Munakata Shikô, né à Aomori dans une famille trop pauvre pour lui assurer les études artistiques auxquelles il aspire, part à Tokyo en 1925 afin d’y réaliser son rêve d’adolescence car après avoir vu une médiocre reproduction d’un tableau il veut « Devenir le Van Gogh japonais » ! Tel sera son leitmotiv !

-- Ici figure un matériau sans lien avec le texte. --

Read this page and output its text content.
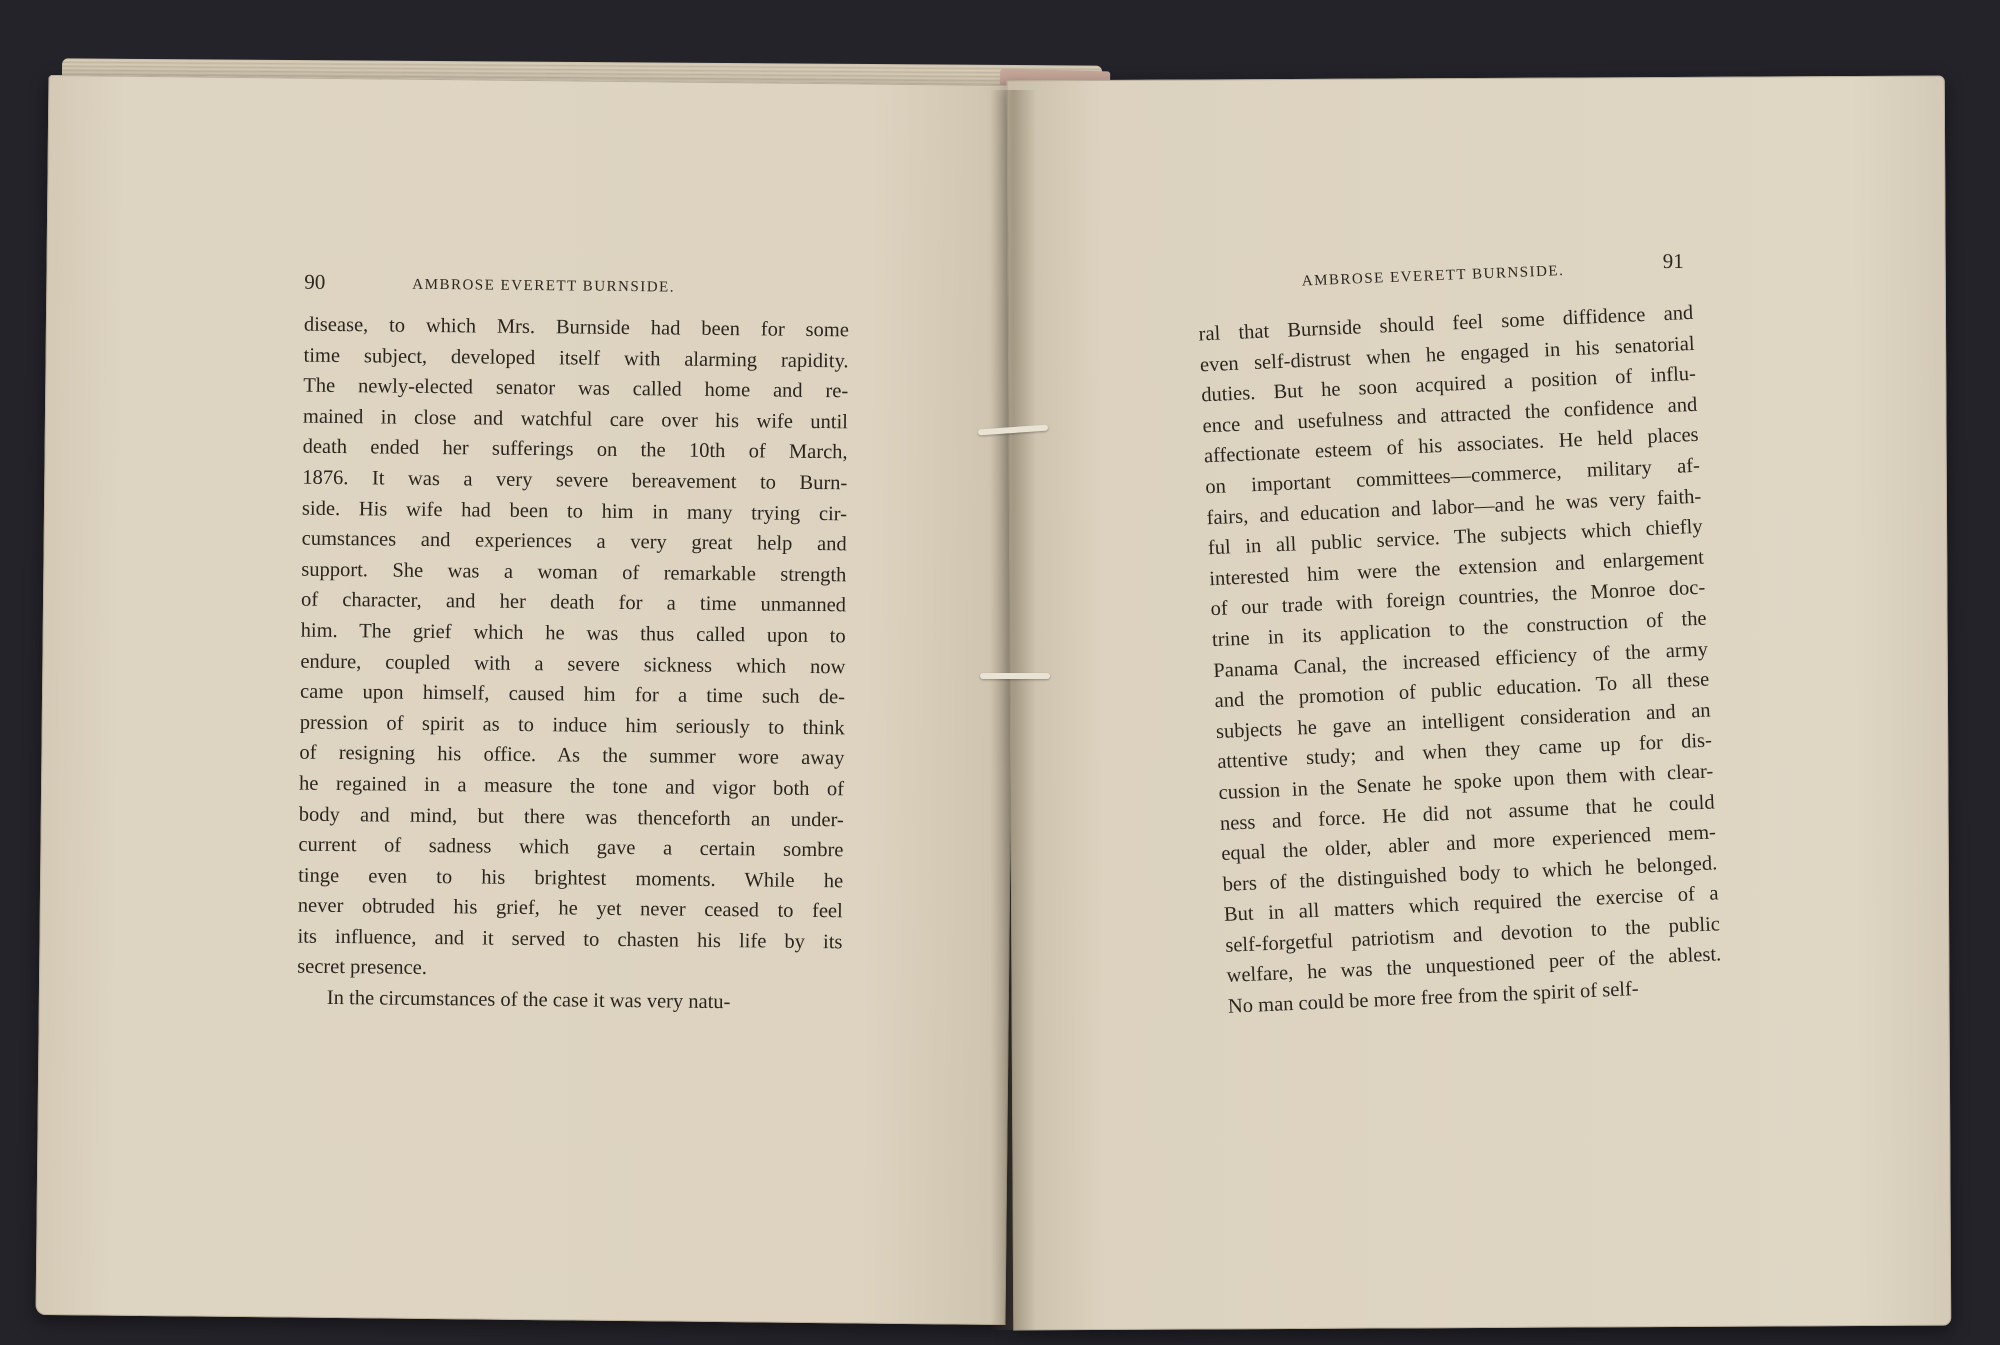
90	AMBROSE EVERETT BURNSIDE.
disease, to which Mrs. Burnside had been for some
time subject, developed itself with alarming rapidity.
The newly-elected senator was called home and re-
mained in close and watchful care over his wife until
death ended her sufferings on the 10th of March,
1876. It was a very severe bereavement to Burn-
side. His wife had been to him in many trying cir-
cumstances and experiences a very great help and
support. She was a woman of remarkable strength
of character, and her death for a time unmanned
him. The grief which he was thus called upon to
endure, coupled with a severe sickness which now
came upon himself, caused him for a time such de-
pression of spirit as to induce him seriously to think
of resigning his office. As the summer wore away
he regained in a measure the tone and vigor both of
body and mind, but there was thenceforth an under-
current of sadness which gave a certain sombre
tinge even to his brightest moments. While he
never obtruded his grief, he yet never ceased to feel
its influence, and it served to chasten his life by its
secret presence.
In the circumstances of the case it was very natu-
AMBROSE EVERETT BURNSIDE.
91
ral that Burnside should feel some diffidence and
even self-distrust when he engaged in his senatorial
duties. But he soon acquired a position of influ-
ence and usefulness and attracted the confidence and
affectionate esteem of his associates. He held places
on important committees—commerce, military af-
fairs, and education and labor—and he was very faith-
ful in all public service. The subjects which chiefly
interested him were the extension and enlargement
of our trade with foreign countries, the Monroe doc-
trine in its application to the construction of the
Panama Canal, the increased efficiency of the army
and the promotion of public education. To all these
subjects he gave an intelligent consideration and an
attentive study; and when they came up for dis-
cussion in the Senate he spoke upon them with clear-
ness and force. He did not assume that he could
equal the older, abler and more experienced mem-
bers of the distinguished body to which he belonged.
But in all matters which required the exercise of a
self-forgetful patriotism and devotion to the public
welfare, he was the unquestioned peer of the ablest.
No man could be more free from the spirit of self-
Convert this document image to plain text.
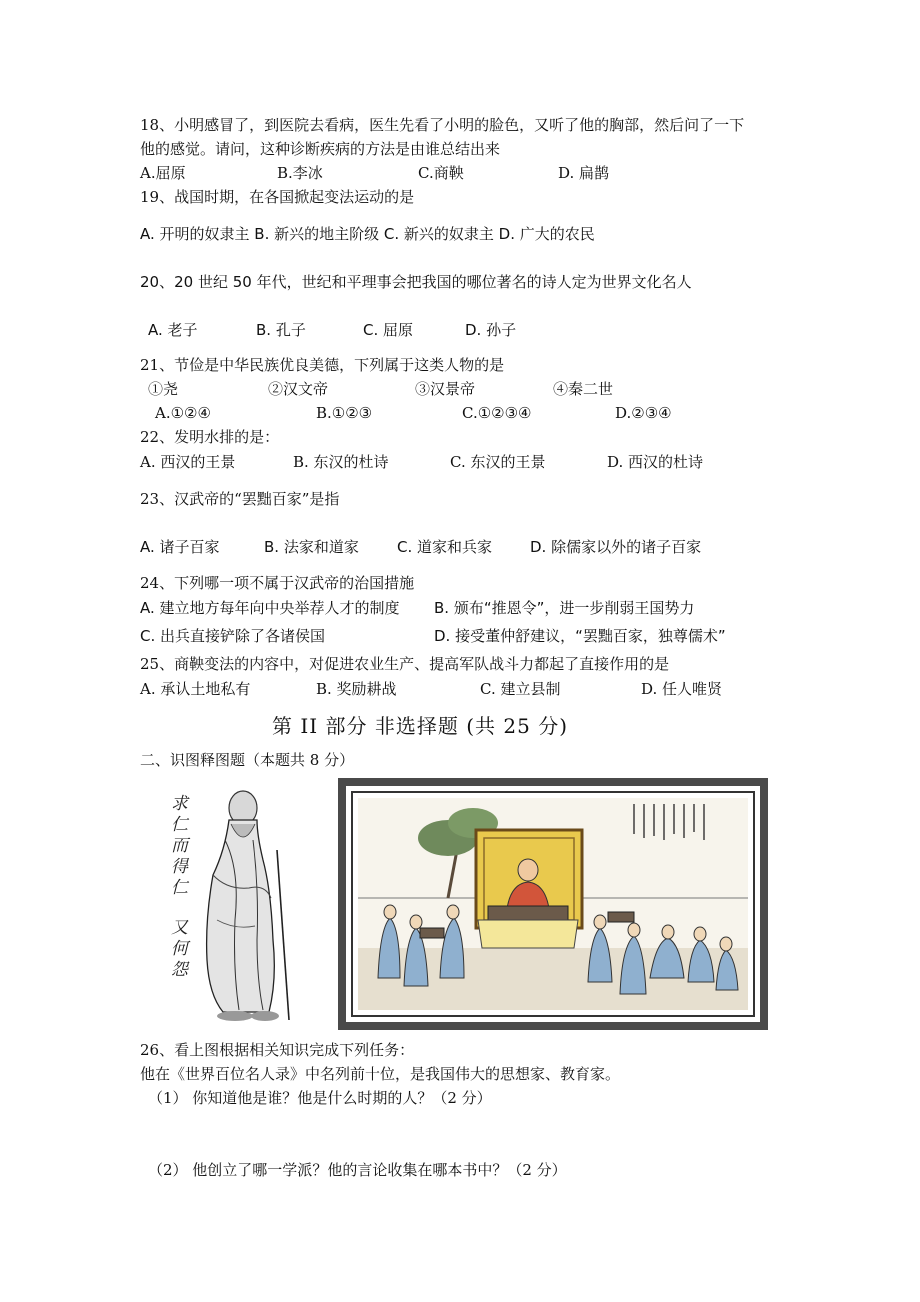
18、小明感冒了，到医院去看病，医生先看了小明的脸色，又听了他的胸部，然后问了一下
他的感觉。请问，这种诊断疾病的方法是由谁总结出来
A.屈原	B.李冰	C.商鞅	D. 扁鹊
19、战国时期，在各国掀起变法运动的是
A. 开明的奴隶主 B. 新兴的地主阶级 C. 新兴的奴隶主 D. 广大的农民
20、20 世纪 50 年代，世纪和平理事会把我国的哪位著名的诗人定为世界文化名人
A. 老子	B. 孔子	C. 屈原	D. 孙子
21、节俭是中华民族优良美德，下列属于这类人物的是
①尧	②汉文帝	③汉景帝	④秦二世
A.①②④	B.①②③	C.①②③④	D.②③④
22、发明水排的是：
A. 西汉的王景	B. 东汉的杜诗	C. 东汉的王景	D. 西汉的杜诗
23、汉武帝的“罢黜百家”是指
A. 诸子百家	B. 法家和道家	C. 道家和兵家	D. 除儒家以外的诸子百家
24、下列哪一项不属于汉武帝的治国措施
A. 建立地方每年向中央举荐人才的制度 B. 颁布“推恩令”，进一步削弱王国势力
C. 出兵直接铲除了各诸侯国	D. 接受董仲舒建议，“罢黜百家，独尊儒术”
25、商鞅变法的内容中，对促进农业生产、提高军队战斗力都起了直接作用的是
A. 承认土地私有	B. 奖励耕战	C. 建立县制	D. 任人唯贤
第 II 部分 非选择题 (共 25 分)
二、识图释图题（本题共 8 分）
求仁而得仁
又何怨
26、看上图根据相关知识完成下列任务：
他在《世界百位名人录》中名列前十位，是我国伟大的思想家、教育家。
（1） 你知道他是谁？他是什么时期的人？（2 分）
（2） 他创立了哪一学派？他的言论收集在哪本书中？（2 分）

A la différence des artistes japonais traditionnels du début du siècle, aux styles empreints d’élégance précieuse et de fraîcheur poétique, Munakata déploie une vitalité primitive, une énergie débordante qui fait de lui un éminent représentant de la renaissance de l’estampe au Japon au XXe siècle
Après avoir beaucoup pratiqué la peinture à l’huile de style occidental sans grand succès, c’est avec la gravure d’estampes, dans le monde des Avant-Garde du début des années 1930, qu’il forme peu à peu son propre style
Il en fera un art novateur lié fortement à la tradition populaire de sa région natale, le Tohoku, pays de neige, au climat rigoureux mais au riche et robuste folklore
Sa personnalité insoumise, peu influencée par l’Occident et loin du genre sophistiqué, s’éloigne du conservatisme de la grande partie du monde artistique japonais de son temps
Fervent bouddhiste, loin de l’attitude individualiste de l’artiste moderne, il est persuadé que son œuvre nait ou ne se fait que parce que guidé par une instance jugée supérieure, à laquelle il ne fait que s’abandonner
Adepte du bouddhisme appelé Amidisme, mouvement qui, en psalmodiant inlassablement son nom, s’en remet à l’intercession du Bouddha Amida pour bénéficier de sa compassion, il illustrera les thèmes bouddhiques tout au long de sa vie
Ses gravures s’inspirent largement d’ailleurs, de l’ancienne iconographie bouddhique populaire chargée de diffuser les images et les textes pour propager la bonne parole parmi le peuple
Sa série des dix grands disciples du Bouddha Sakyamuni en 1939, personnages importants du panthéon bouddhique, affirme la puissance et la maîtrise d’une personnalité forte qui sait imposer sa présence spirituelle
Les figures, réduites aux formes essentielles, debout en habits noirs aux mines sévères ont une force énergique audacieuse donnée par les masses noires et blanches, l’expressivité des gestes singuliers et des visages anguleux
Munakata est le premier artiste à présenter ses estampes montées sur paravents, chaque gravure des 10 grands disciples mesure quand même 101,5 x 35 cm !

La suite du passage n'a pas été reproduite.